Through capacities of robustness, adaptability, and transformability a just transformation to the circular food economy can be ensured. The strategy ‘Recipe for Resilience’ derives from this definition. Based on a network of a mix of three types of hubs, the strategy calls for more widespread and integrated distribution of knowledge about food and the food system. These hubs are the Seeds, where knowledge and food produce germinates, the Melting Pot, common interacting ground for all actors, and the Mixers, the in-between spaces that are not transparent. Together, they supply a network facilitating producers, distributors, and consumers. Thanks to this high-functioning network of knowledge, the main goals of the strategy can be achieved.

During and after implementation, there will be high stakeholder engagement through all layers of society, local food cycles with feedback loops to distribution centers and farmers, and the knowledge about it will be widespread throughout the South Holland population. The constant exchange of expertise will ensure feedback loops throughout all layers of the knowledge production. Through this constant adaptation and transformation, a resilient system can be achieved.
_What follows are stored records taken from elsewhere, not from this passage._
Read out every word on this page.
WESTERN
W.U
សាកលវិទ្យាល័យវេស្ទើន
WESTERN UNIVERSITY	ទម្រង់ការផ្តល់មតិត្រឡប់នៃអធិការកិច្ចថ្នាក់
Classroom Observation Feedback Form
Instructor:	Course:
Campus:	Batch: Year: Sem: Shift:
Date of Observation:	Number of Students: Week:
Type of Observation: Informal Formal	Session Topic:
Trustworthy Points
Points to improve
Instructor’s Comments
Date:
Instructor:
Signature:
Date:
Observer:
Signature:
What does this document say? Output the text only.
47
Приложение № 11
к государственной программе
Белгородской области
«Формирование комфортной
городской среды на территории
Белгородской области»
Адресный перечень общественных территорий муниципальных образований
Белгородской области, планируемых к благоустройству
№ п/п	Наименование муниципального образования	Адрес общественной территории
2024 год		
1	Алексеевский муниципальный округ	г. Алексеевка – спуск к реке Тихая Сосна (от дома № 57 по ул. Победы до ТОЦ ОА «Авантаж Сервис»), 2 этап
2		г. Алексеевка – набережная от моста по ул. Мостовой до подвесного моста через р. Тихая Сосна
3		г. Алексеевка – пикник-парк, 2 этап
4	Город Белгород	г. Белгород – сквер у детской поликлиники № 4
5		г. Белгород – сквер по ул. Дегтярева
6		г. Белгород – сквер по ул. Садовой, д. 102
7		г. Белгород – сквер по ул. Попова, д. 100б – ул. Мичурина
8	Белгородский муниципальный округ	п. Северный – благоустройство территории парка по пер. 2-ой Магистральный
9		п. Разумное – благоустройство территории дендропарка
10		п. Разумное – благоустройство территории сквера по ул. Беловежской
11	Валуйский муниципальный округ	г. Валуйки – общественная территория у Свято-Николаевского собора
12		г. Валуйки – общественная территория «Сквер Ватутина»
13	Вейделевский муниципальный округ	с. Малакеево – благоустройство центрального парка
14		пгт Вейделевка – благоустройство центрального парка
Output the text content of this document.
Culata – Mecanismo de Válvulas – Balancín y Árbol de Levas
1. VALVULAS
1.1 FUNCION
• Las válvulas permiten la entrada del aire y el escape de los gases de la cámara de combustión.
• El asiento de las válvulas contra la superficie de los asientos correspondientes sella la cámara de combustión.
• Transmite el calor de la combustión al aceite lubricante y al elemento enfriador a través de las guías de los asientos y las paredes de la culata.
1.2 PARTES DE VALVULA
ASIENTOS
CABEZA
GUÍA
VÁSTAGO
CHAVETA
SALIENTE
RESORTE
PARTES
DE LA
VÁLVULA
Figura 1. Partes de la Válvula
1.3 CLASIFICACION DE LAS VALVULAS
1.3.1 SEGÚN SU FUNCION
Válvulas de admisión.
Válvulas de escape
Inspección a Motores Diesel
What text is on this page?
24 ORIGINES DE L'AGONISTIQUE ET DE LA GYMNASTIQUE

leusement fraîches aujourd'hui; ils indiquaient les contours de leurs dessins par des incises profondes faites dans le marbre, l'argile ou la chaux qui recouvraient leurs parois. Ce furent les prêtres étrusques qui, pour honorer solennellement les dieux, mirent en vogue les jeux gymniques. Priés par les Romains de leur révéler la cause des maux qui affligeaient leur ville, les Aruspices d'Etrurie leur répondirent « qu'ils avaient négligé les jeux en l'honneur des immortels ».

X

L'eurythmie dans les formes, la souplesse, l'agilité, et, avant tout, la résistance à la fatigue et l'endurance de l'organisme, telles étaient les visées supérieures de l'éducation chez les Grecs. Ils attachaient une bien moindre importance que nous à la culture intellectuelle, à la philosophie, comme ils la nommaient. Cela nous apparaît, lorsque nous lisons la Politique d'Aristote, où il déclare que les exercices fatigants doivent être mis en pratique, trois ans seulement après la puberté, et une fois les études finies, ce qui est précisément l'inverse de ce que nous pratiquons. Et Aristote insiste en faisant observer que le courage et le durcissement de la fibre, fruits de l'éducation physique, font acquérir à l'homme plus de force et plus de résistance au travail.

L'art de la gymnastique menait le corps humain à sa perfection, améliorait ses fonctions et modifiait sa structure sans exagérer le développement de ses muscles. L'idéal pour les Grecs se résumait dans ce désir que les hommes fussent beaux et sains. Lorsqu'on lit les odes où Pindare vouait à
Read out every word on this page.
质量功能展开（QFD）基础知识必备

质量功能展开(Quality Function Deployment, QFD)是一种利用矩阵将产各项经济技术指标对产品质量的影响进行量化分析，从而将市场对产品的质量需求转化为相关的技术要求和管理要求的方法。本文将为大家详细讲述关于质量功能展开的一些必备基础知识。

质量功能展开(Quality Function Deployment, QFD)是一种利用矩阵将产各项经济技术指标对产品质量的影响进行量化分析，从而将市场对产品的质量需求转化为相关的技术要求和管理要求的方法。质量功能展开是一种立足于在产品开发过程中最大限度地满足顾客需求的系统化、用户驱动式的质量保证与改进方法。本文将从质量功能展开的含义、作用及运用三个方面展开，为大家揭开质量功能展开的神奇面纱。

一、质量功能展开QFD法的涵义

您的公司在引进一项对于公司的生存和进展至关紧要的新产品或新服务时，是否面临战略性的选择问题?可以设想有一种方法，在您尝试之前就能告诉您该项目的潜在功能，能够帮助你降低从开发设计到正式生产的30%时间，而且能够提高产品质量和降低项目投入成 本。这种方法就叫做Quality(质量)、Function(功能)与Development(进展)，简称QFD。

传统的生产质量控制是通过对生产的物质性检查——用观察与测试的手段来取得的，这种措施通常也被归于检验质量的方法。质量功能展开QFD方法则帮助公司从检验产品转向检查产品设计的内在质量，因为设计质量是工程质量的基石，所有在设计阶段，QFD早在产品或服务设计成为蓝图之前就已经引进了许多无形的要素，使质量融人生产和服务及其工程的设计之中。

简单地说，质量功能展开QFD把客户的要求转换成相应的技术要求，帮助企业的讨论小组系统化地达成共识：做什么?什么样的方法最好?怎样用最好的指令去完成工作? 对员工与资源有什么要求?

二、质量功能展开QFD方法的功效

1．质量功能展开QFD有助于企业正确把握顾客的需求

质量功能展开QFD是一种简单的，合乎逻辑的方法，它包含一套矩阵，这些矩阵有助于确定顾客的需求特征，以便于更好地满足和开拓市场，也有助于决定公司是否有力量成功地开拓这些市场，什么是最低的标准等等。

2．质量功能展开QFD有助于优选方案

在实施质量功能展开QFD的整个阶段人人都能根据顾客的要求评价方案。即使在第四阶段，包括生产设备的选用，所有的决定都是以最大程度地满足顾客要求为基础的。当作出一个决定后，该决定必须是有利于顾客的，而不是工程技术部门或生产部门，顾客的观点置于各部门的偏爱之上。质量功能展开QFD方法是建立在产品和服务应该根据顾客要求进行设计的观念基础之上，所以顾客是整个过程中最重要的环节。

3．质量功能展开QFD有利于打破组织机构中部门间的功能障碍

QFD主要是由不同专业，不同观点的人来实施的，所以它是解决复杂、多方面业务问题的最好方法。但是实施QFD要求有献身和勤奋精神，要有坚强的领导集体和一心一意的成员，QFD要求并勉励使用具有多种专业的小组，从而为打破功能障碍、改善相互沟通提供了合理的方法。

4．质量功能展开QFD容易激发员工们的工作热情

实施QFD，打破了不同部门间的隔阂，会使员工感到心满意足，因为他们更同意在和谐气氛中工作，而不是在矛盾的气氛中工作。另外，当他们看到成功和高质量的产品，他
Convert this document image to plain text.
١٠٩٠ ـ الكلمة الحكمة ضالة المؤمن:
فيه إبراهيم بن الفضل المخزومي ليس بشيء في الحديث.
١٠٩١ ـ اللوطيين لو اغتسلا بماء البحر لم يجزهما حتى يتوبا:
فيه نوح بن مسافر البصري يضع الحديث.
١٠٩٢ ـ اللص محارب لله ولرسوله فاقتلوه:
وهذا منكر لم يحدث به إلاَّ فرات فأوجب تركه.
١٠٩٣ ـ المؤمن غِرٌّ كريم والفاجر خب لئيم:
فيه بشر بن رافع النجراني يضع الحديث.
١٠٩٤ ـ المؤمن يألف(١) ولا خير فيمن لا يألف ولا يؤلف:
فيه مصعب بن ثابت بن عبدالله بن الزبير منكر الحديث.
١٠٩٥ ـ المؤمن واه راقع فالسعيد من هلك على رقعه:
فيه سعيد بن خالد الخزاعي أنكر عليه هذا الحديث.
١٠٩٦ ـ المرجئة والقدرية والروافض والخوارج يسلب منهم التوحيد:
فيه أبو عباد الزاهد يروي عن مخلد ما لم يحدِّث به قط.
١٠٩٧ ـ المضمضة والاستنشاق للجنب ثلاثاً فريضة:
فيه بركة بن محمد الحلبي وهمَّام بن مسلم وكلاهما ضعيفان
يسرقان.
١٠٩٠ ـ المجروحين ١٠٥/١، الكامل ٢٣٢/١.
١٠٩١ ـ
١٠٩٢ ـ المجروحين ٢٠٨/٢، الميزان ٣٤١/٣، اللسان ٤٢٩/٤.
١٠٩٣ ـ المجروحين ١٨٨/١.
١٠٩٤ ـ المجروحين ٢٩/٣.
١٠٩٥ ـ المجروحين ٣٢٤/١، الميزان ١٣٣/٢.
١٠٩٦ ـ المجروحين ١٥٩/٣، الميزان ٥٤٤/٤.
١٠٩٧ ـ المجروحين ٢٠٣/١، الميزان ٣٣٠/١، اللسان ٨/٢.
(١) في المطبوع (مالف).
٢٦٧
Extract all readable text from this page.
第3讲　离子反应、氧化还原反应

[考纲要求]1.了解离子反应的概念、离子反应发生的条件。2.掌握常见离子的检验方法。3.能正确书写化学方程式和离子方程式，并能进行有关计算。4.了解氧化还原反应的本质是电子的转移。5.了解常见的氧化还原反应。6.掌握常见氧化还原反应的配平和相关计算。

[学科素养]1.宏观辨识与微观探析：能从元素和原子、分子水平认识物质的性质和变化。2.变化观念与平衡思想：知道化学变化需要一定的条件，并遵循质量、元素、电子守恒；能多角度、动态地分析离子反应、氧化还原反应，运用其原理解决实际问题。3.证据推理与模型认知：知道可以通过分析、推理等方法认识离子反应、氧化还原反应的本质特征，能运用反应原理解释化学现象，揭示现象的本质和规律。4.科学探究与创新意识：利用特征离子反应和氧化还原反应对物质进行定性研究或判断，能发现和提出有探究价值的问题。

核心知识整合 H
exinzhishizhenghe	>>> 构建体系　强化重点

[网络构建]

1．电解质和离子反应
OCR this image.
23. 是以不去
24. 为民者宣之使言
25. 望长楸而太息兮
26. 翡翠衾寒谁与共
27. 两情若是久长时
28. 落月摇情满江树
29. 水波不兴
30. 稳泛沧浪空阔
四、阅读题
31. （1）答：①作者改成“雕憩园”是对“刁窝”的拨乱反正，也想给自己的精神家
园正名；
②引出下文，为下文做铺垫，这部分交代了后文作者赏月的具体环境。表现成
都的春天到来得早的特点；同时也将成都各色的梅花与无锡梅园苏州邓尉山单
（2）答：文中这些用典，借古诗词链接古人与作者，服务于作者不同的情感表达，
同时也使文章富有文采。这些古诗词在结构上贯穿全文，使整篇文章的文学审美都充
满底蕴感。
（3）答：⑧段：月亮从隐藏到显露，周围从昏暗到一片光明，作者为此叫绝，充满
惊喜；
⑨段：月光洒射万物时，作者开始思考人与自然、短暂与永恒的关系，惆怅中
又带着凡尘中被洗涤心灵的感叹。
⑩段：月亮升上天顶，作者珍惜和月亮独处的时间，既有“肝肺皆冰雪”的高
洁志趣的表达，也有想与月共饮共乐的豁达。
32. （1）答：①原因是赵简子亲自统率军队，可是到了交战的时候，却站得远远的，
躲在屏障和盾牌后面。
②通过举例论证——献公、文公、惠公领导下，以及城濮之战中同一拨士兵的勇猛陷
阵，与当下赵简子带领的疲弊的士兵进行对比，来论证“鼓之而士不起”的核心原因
There are a few recommendations:

• There should be extensive research into potential locations before placing a hub. This strategy cannot function as a blueprint because of the varied landscape;

• It is important to look closely at relations between economies;

• This project focuses mostly on knowledge. It is key for the transition to also look at flows in the system;

• There should be a large focus on the value of both, theoretical and practical knowledge to include all actors.